I neglected to add that when the AIDS horror became evident with the horrible deaths of so many individuals, Judy’s compassion zeroed in at double force. A friend of ours had a partner who became the first individual whom we knew to become so afflicted: a young boy in his early 20s. We went together to see him and we were appalled how young and innocent he was. We were in Italy when our friend called to tell us he had died. This affected Judy in a very serious way. Soon after, she turned to me, her face indicating intense determination, and said “When we return to New York, I’m going to get involved with this horrible disease affecting so many.” Again, she educated herself and learned all she could about AIDS, became intimate with doctors treating the disease and soon began having young men affected with AIDS coming to the apartment, to whom she provided counseling—not only that but advised them where they could receive the best treatment. She worked “hand in glove” with doctors whom she could trust. Dr. Jonathan Jacobs at New York Hospital became her mentor. She visited her group members in the hospital and with a few was holding their hands when they died. Realizing she could not continue doing this alone, she applied at Gay Men’s Health Crisis as a volunteer to do as she always did, become a clinical group counselor. Her groups met every Friday evening and, except when we traveled, she never missed a Friday until she became ill. Without exception, whoever attended her group became devoted to her. Some I still hear from today.

 

One interesting aspect: Judy, as most people knew, was a “clothes horse.” She loved clothes, beautiful clothes, and her closets were chock-full of them, nothing ever being given away. Judy made room for more by “pushing a little more to the left.” Her favorite color was, without a doubt, RED. Wherever she went, she was always beautifully dressed. Attending her groups was no exception, even in Harlem. She felt she was insulting people if she ever “dressed down” for them. She inherited from her mother a love of fine jewelry. Once when I thought she was wearing more jewelry than the situation at that time demanded, I suggested she tone it all down a bit. “Nonsense!” was her reply. “Those who have them wear them!” And indeed she did. By doing so, I realized, she did give pleasure to those who saw her. One of those qualities I most admired: she truly respected the dignity of all people, no matter to whom she was speaking—even a beggar on the street. She died three years ago, July 25, 2010. Not only do I miss her, especially when I sit down to dinner alone, but so do so many, many others who keep telling me how much she meant to them.

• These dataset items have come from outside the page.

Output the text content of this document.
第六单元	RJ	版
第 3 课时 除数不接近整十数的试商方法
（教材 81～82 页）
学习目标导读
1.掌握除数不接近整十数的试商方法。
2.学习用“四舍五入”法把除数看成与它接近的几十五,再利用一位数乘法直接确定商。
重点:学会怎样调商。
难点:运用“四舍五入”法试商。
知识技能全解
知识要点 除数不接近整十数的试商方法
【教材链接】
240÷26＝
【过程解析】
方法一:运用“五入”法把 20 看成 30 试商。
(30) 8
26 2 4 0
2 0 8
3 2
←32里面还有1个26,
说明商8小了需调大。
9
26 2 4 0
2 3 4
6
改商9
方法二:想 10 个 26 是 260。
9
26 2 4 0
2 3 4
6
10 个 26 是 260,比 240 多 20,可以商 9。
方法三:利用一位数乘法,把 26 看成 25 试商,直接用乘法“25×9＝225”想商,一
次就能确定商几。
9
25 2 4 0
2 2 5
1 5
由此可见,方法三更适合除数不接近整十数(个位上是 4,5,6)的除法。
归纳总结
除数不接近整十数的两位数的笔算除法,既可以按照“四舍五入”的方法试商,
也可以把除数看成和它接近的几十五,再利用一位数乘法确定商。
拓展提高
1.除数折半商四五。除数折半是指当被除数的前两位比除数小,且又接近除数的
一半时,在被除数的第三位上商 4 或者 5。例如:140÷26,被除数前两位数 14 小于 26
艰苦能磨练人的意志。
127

Will Graves is the founder of Friends of Florida's Coasts and Friends of Winter Park. Sam Peabody was the lower school principal at Rye Country Day School, where Will and his brother, Harry, received a free education thanks to their father, William M. Graves, a Rye faculty member for 17 years. Will's mother, Anne Hammond Graves; his late cousin, groundbreaking preservationist Barbara Drew Hoffstot; and Judy Peabody all attended the Ethel Walker School.